Dossier : IMM-5759-15

Référence : 2016 CF 839

[TRADUCTION FRANÇAISE]

Ottawa (Ontario), le 20 juillet 2016

En présence de monsieur le juge O’Reilly

ENTRE :

FELOMINA DELFIN ALACAR

demanderesse

et

LE MINISTRE DE LA CITOYENNETÉ

ET DE L’IMMIGRATION

défendeur

JUGEMENT ET MOTIFS

I.                   Aperçu

[1]               En 2012, Mme Felomina Delfin Alacar, résidente permanente du Canada, a déposé une demande dans le but de parrainer son fils adoptif, qui vivait aux Philippines à cette époque. En fait, il est le fils de son beau-frère et de sa défunte épouse. Après qu’un agent d’immigration a refusé le visa de son fils, Mme Alacar a interjeté appel de cette décision auprès de la Section d’appel de l’immigration (SAI). La SAI a conclu que la demanderesse et son fils n’avaient pas un véritable lien affectif parent-enfant, et que le principal objectif de l’adoption était d’obtenir un statut pour lui en vertu de la Loi sur l’immigration et la protection des réfugiés, L.C. 2002, ch. 27 (LIPR).

[2]               Mme Alacar soutient que la SAI l’a traitée injustement puisqu’elle n’a pas eu la chance d’expliquer pourquoi elle a mis 13 ans à présenter sa demande pour parrainer son fils. Elle fait aussi valoir que la décision de la SAI n’était pas raisonnable puisqu’elle reposait sur une hypothèse erronée, à savoir qu’il n’était pas vraisemblable qu’elle retarde sa demande de parrainage aussi longtemps s’il existe un véritable lien affectif parent-enfant. Mme Alacar me demande d’annuler la décision de la SAI et de demander à un autre tribunal de réexaminer sa demande.
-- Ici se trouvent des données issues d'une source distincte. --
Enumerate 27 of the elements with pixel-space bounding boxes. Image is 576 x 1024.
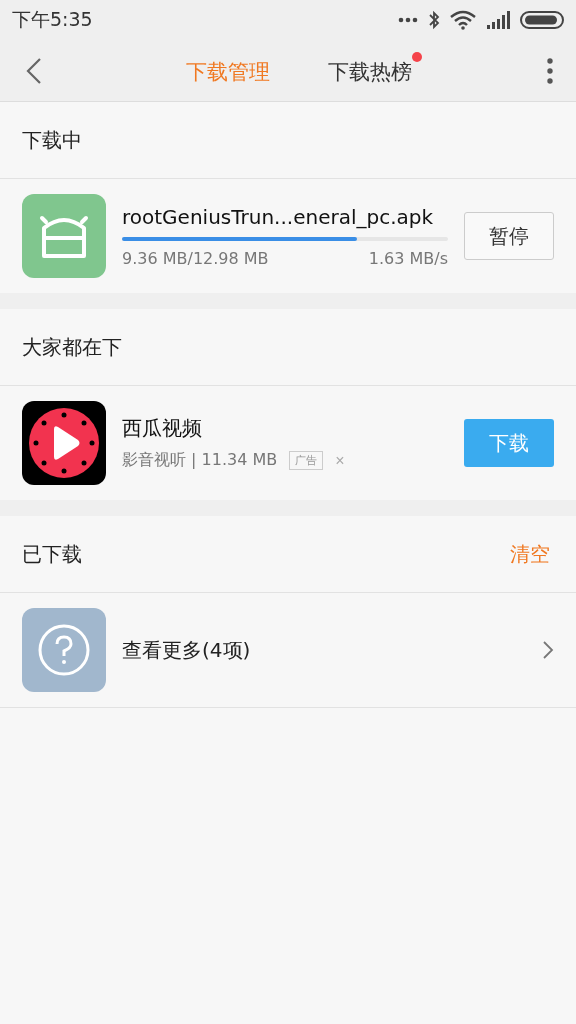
chevron-right-icon [542,640,554,660]
android-app-icon [22,194,106,278]
tab[interactable]: 下载管理 [186,51,280,90]
status-time: 下午5:35 [12,7,93,32]
pause-button[interactable]: 暂停 [464,212,554,260]
battery-icon [520,11,564,29]
signal-icon [486,11,510,29]
section-heading: 已下载 [22,540,82,568]
app-meta: 影音视听 | 11.34 MB [122,450,278,471]
view-more-link[interactable]: 查看更多(4项) [122,636,526,664]
overflow-menu-icon[interactable] [546,57,554,84]
wifi-icon [450,10,476,30]
dismiss-ad-button[interactable]: × [335,451,345,470]
ad-label: 广告 [289,451,324,470]
section-heading: 下载中 [22,126,82,154]
back-icon[interactable] [26,56,42,85]
download-speed: 1.63 MB/s [368,248,448,268]
more-dots-icon [398,17,418,23]
download-button[interactable]: 下载 [464,419,554,467]
file-name: rootGeniusTrun...eneral_pc.apk [122,204,435,229]
question-mark-icon [22,608,106,692]
tab[interactable]: 下载热榜 [328,51,422,90]
bluetooth-icon [428,10,440,30]
watermelon-play-icon [22,401,106,485]
app-name: 西瓜视频 [122,415,203,442]
section-heading: 大家都在下 [22,333,122,361]
clear-button[interactable]: 清空 [510,540,550,568]
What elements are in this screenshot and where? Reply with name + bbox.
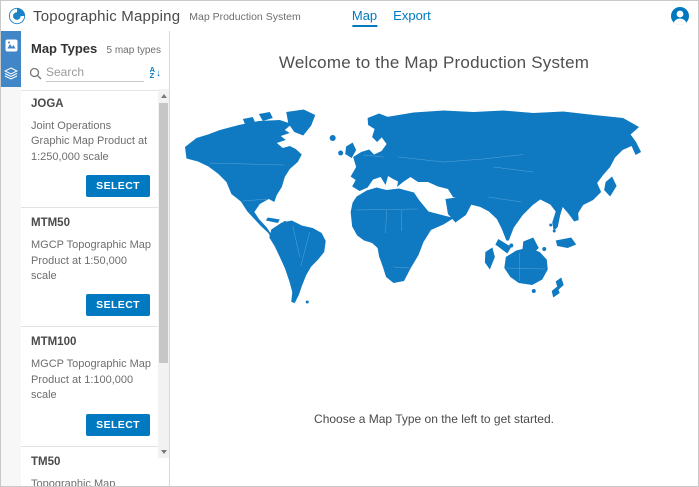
list-item-joga: JOGA Joint Operations Graphic Map Produc…	[21, 89, 158, 208]
list-item-mtm100: MTM100 MGCP Topographic Map Product at 1…	[21, 327, 158, 446]
app-title: Topographic Mapping	[33, 8, 180, 25]
sidebar-scrollbar[interactable]	[158, 89, 169, 458]
select-button-mtm100[interactable]: SELECT	[86, 414, 150, 436]
app-window: Topographic Mapping Map Production Syste…	[0, 0, 699, 487]
instruction-text: Choose a Map Type on the left to get sta…	[170, 412, 698, 426]
main-tabs: Map Export	[352, 1, 431, 31]
welcome-title: Welcome to the Map Production System	[170, 53, 698, 73]
map-type-name: MTM50	[31, 217, 152, 229]
map-type-count: 5 map types	[107, 45, 161, 56]
search-icon	[29, 67, 42, 80]
map-type-name: MTM100	[31, 336, 152, 348]
search-input[interactable]	[46, 64, 144, 82]
map-type-list: JOGA Joint Operations Graphic Map Produc…	[21, 89, 158, 486]
scrollbar-thumb[interactable]	[159, 103, 168, 363]
body-row: Map Types 5 map types A Z ↓	[1, 31, 698, 486]
main-content: Welcome to the Map Production System	[170, 31, 698, 486]
map-type-name: JOGA	[31, 98, 152, 110]
search-row: A Z ↓	[21, 62, 169, 91]
map-type-description: MGCP Topographic Map Product at 1:50,000…	[31, 238, 152, 284]
map-type-name: TM50	[31, 456, 152, 468]
scrollbar-up-icon[interactable]	[158, 89, 169, 102]
map-types-panel: Map Types 5 map types A Z ↓	[21, 31, 170, 486]
tool-rail	[1, 31, 21, 486]
sort-az-icon[interactable]: A Z ↓	[150, 67, 161, 80]
select-button-mtm50[interactable]: SELECT	[86, 294, 150, 316]
layers-icon[interactable]	[1, 59, 21, 87]
user-avatar-icon[interactable]	[670, 6, 690, 26]
panel-title: Map Types	[31, 41, 97, 56]
tab-map[interactable]: Map	[352, 8, 377, 27]
scrollbar-down-icon[interactable]	[158, 445, 169, 458]
map-type-description: Topographic Map Product at 1:50,000 scal…	[31, 477, 152, 486]
panel-header: Map Types 5 map types	[21, 31, 169, 62]
select-button-joga[interactable]: SELECT	[86, 175, 150, 197]
app-subtitle: Map Production System	[189, 11, 300, 23]
map-tool-icon[interactable]	[1, 31, 21, 59]
list-item-mtm50: MTM50 MGCP Topographic Map Product at 1:…	[21, 208, 158, 327]
app-header: Topographic Mapping Map Production Syste…	[1, 1, 698, 31]
list-item-tm50: TM50 Topographic Map Product at 1:50,000…	[21, 447, 158, 486]
world-map	[184, 107, 663, 307]
globe-logo-icon	[8, 7, 26, 25]
tool-rail-active-group	[1, 31, 21, 87]
tab-export[interactable]: Export	[393, 8, 431, 27]
map-type-description: MGCP Topographic Map Product at 1:100,00…	[31, 357, 152, 403]
map-type-description: Joint Operations Graphic Map Product at …	[31, 119, 152, 165]
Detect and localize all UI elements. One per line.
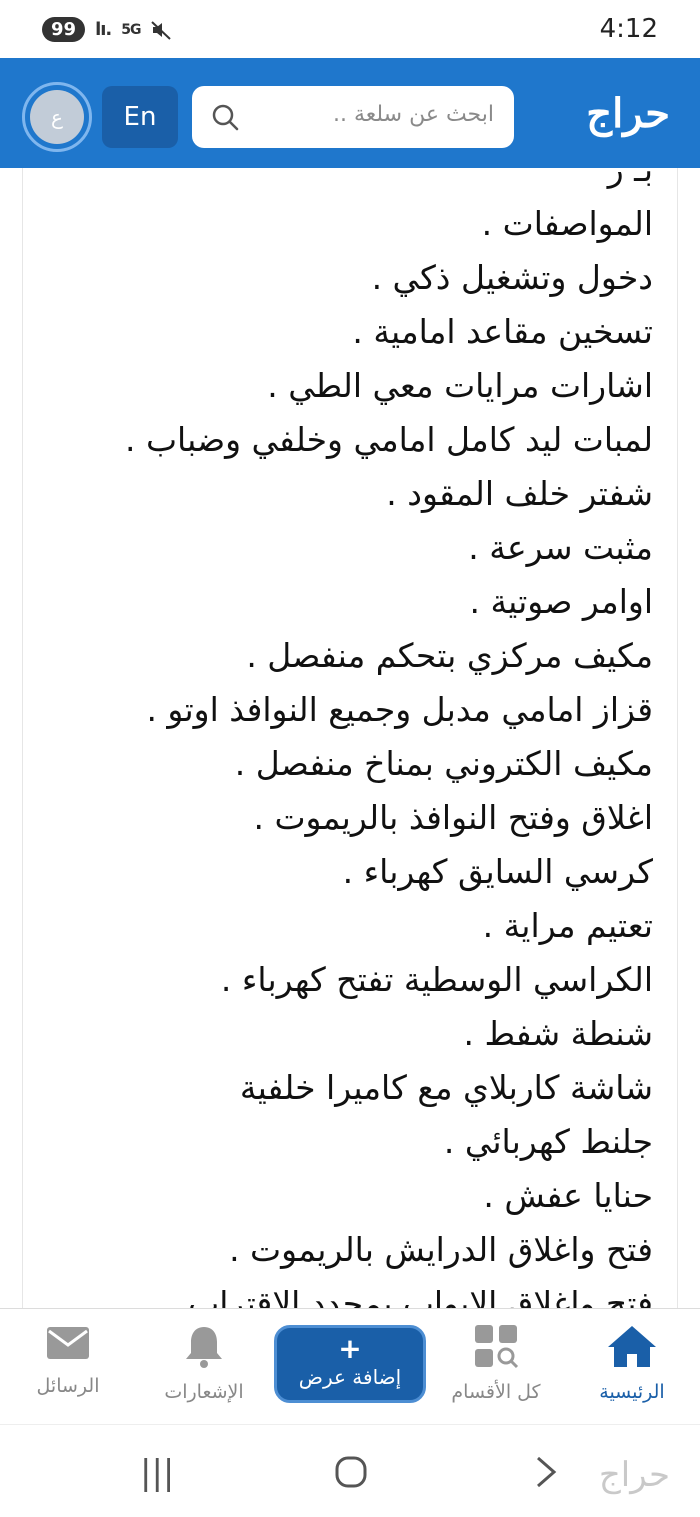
haraj-logo[interactable]: حراج xyxy=(586,90,670,137)
home-circle-icon[interactable] xyxy=(334,1455,368,1489)
nav-categories-label: كل الأقسام xyxy=(451,1381,541,1403)
description-line: لمبات ليد كامل امامي وخلفي وضباب . xyxy=(125,420,653,459)
description-line: مكيف مركزي بتحكم منفصل . xyxy=(246,636,653,675)
description-line: قزاز امامي مدبل وجميع النوافذ اوتو . xyxy=(146,690,653,729)
description-line: اشارات مرايات معي الطي . xyxy=(267,366,653,405)
description-line: فتح واغلاق الدرايش بالريموت . xyxy=(229,1230,653,1269)
avatar: ع xyxy=(30,90,84,144)
signal-icon: lı. xyxy=(95,19,112,40)
profile-button[interactable]: ع xyxy=(22,82,92,152)
description-line: شنطة شفط . xyxy=(463,1014,653,1053)
nav-home-label: الرئيسية xyxy=(599,1381,665,1403)
description-line: شفتر خلف المقود . xyxy=(386,474,653,513)
description-line: اوامر صوتية . xyxy=(469,582,653,621)
notification-count-badge: 99 xyxy=(42,17,86,42)
description-line: تعتيم مراية . xyxy=(482,906,653,945)
app-header: ع En ابحث عن سلعة .. حراج xyxy=(0,58,700,168)
description-line: دخول وتشغيل ذكي . xyxy=(371,258,653,297)
description-line: تسخين مقاعد امامية . xyxy=(352,312,653,351)
ad-description: بـ ر المواصفات . دخول وتشغيل ذكي . تسخين مق… xyxy=(22,168,678,1308)
description-line: كرسي السايق كهرباء . xyxy=(342,852,653,891)
description-line: الكراسي الوسطية تفتح كهرباء . xyxy=(220,960,653,999)
network-icon: 5G xyxy=(121,21,141,38)
search-icon xyxy=(212,104,239,131)
categories-icon xyxy=(475,1325,519,1369)
description-line: فتح واغلاق الابواب بمحدد الاقتراب xyxy=(188,1284,653,1308)
search-input[interactable]: ابحث عن سلعة .. xyxy=(192,86,514,148)
home-icon xyxy=(608,1326,656,1367)
plus-icon: + xyxy=(338,1332,362,1365)
nav-notifications[interactable]: الإشعارات xyxy=(144,1323,264,1403)
bottom-navigation: الرئيسية كل الأقسام + إضافة عرض الإشعارا… xyxy=(0,1308,700,1424)
recent-apps-icon[interactable]: ||| xyxy=(140,1453,174,1493)
description-line: مثبت سرعة . xyxy=(468,528,653,567)
mute-icon xyxy=(151,20,172,40)
nav-messages-label: الرسائل xyxy=(36,1375,100,1397)
description-line: المواصفات . xyxy=(481,204,653,243)
watermark-logo: حراج xyxy=(598,1455,670,1495)
nav-messages[interactable]: الرسائل xyxy=(8,1323,128,1397)
description-line: اغلاق وفتح النوافذ بالريموت . xyxy=(253,798,653,837)
add-offer-button[interactable]: + إضافة عرض xyxy=(274,1325,426,1403)
search-placeholder: ابحث عن سلعة .. xyxy=(332,102,494,127)
nav-home[interactable]: الرئيسية xyxy=(572,1323,692,1403)
back-chevron-icon[interactable] xyxy=(534,1455,558,1489)
mail-icon xyxy=(47,1327,89,1359)
bell-icon xyxy=(186,1327,222,1368)
add-offer-label: إضافة عرض xyxy=(298,1365,402,1389)
nav-notifications-label: الإشعارات xyxy=(164,1381,244,1403)
description-line: بـ ر xyxy=(607,168,653,189)
status-bar: 99 lı. 5G 4:12 xyxy=(0,0,700,58)
description-line: حنايا عفش . xyxy=(483,1176,653,1215)
description-line: جلنط كهربائي . xyxy=(443,1122,653,1161)
nav-categories[interactable]: كل الأقسام xyxy=(436,1323,556,1403)
language-toggle-button[interactable]: En xyxy=(102,86,178,148)
description-line: مكيف الكتروني بمناخ منفصل . xyxy=(234,744,653,783)
clock: 4:12 xyxy=(599,14,658,44)
system-navigation: ||| حراج xyxy=(0,1424,700,1517)
screen: 99 lı. 5G 4:12 ع En ابحث عن سلعة .. حراج… xyxy=(0,0,700,1517)
description-line: شاشة كاربلاي مع كاميرا خلفية xyxy=(239,1068,653,1107)
description-lines: بـ ر المواصفات . دخول وتشغيل ذكي . تسخين مق… xyxy=(33,168,653,1308)
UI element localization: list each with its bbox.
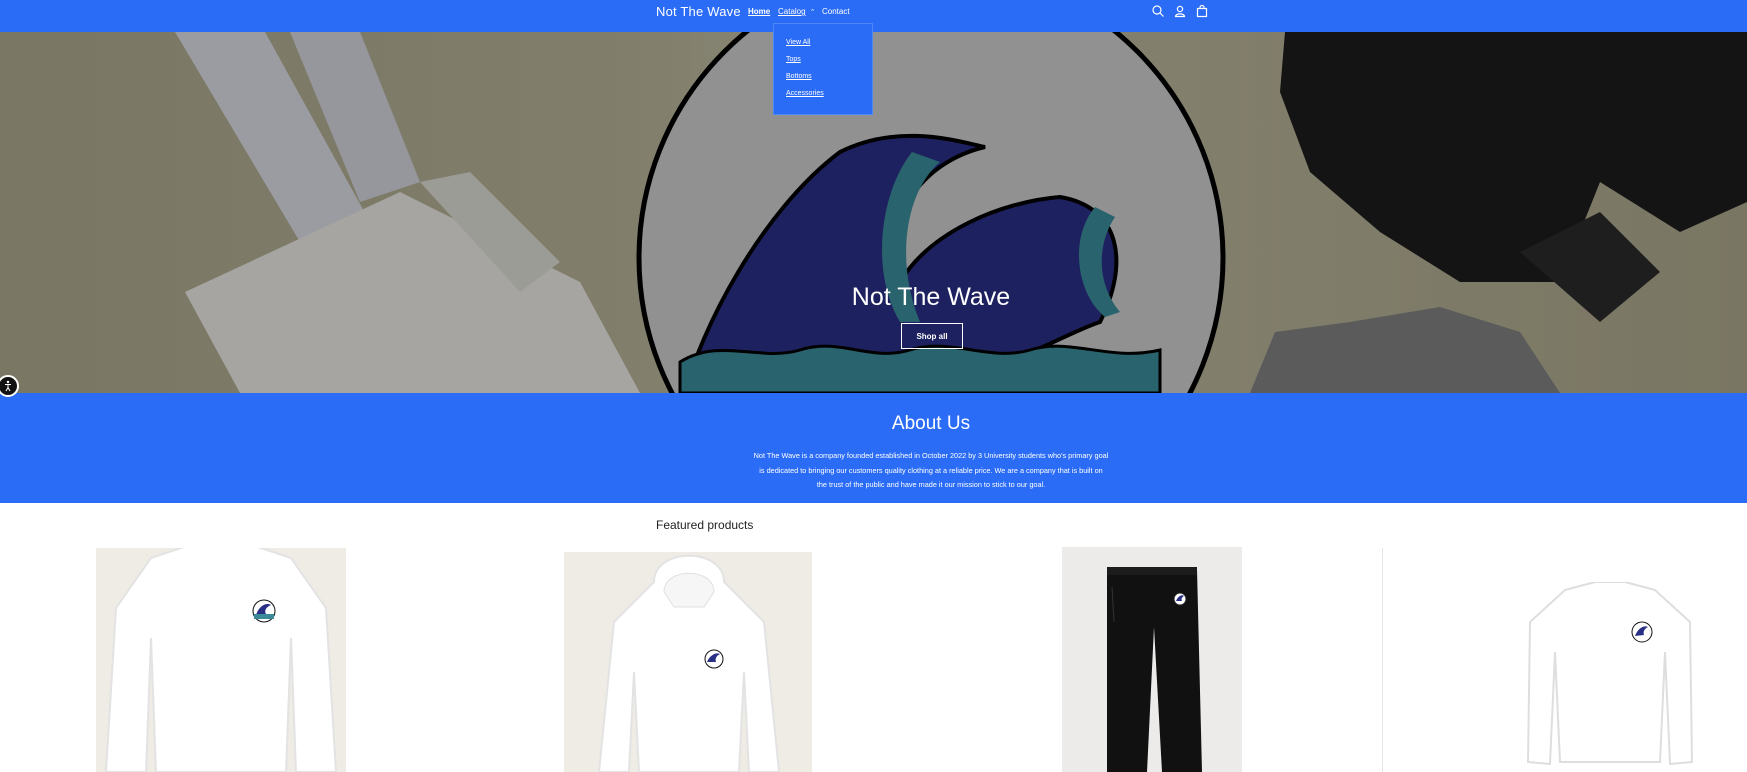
hero-title: Not The Wave (851, 283, 1011, 311)
nav-catalog-link[interactable]: Catalog ⌃ (778, 7, 815, 16)
search-icon[interactable] (1151, 4, 1165, 18)
menu-item-view-all[interactable]: View All (786, 39, 810, 46)
about-title: About Us (891, 413, 971, 434)
menu-item-bottoms[interactable]: Bottoms (786, 73, 812, 80)
product-card-crewneck[interactable] (96, 548, 346, 772)
product-image-hoodie (597, 554, 781, 772)
chevron-up-icon: ⌃ (809, 9, 816, 16)
cart-icon[interactable] (1195, 4, 1209, 18)
product-divider (1382, 548, 1383, 772)
product-card-longsleeve[interactable] (1520, 582, 1700, 772)
nav-home-link[interactable]: Home (748, 7, 770, 16)
product-image-joggers (1107, 567, 1202, 772)
product-image-longsleeve (1526, 582, 1694, 766)
about-line: the trust of the public and have made it… (816, 480, 1046, 489)
about-text: Not The Wave is a company founded establ… (733, 449, 1129, 493)
product-image-crewneck (104, 548, 338, 772)
featured-products-title: Featured products (656, 518, 754, 532)
account-icon[interactable] (1173, 4, 1187, 18)
about-line: is dedicated to bringing our customers q… (759, 465, 1103, 475)
menu-item-accessories[interactable]: Accessories (786, 90, 824, 97)
menu-item-tops[interactable]: Tops (786, 56, 801, 63)
nav-contact-link[interactable]: Contact (822, 7, 850, 16)
product-card-hoodie[interactable] (564, 552, 812, 772)
shop-all-button[interactable]: Shop all (901, 323, 963, 349)
catalog-dropdown-menu: View All Tops Bottoms Accessories (773, 23, 873, 115)
product-card-joggers[interactable] (1062, 547, 1242, 772)
hero-overlay (0, 32, 1747, 393)
site-header: Not The Wave Home Catalog ⌃ Contact (0, 0, 1747, 32)
hero-banner: Not The Wave Shop all (0, 32, 1747, 393)
about-line: Not The Wave is a company founded establ… (753, 451, 1109, 460)
about-section: About Us Not The Wave is a company found… (0, 393, 1747, 503)
nav-catalog-label: Catalog (778, 7, 806, 16)
brand-logo-text[interactable]: Not The Wave (656, 4, 741, 19)
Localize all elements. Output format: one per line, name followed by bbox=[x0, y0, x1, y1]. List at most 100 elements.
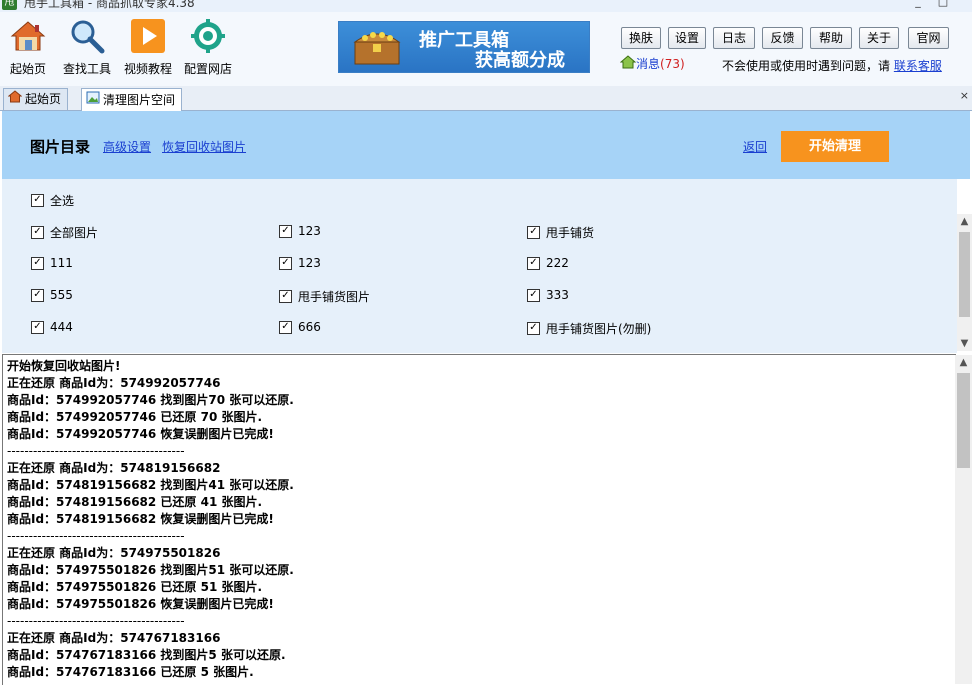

[3]               Je ne suis pas d’accord avec elle. La principale préoccupation de la SAI était que les éléments de preuve n’appuyaient tout simplement pas l’existence d’un véritable lien affectif parent-enfant entre Mme Alacar et son fils. La SAI a également confirmé la conclusion de l’agent que le but principal d’adopter son fils était d’obtenir un statut d’immigration pour lui. Comme il est expliqué ci-après, la SAI pourrait confirmer la décision de l’agent en prouvant l’absence d’un véritable lien affectif parent-enfant ou l’existence d’un motif secret pour l’adoption. À mon avis, ses conclusions étaient raisonnables. Par conséquent, je dois rejeter la présente demande de contrôle judiciaire.

[4]               Deux questions sont soulevées :

1.   La SAI a-t-elle traité Mme Alacar injustement?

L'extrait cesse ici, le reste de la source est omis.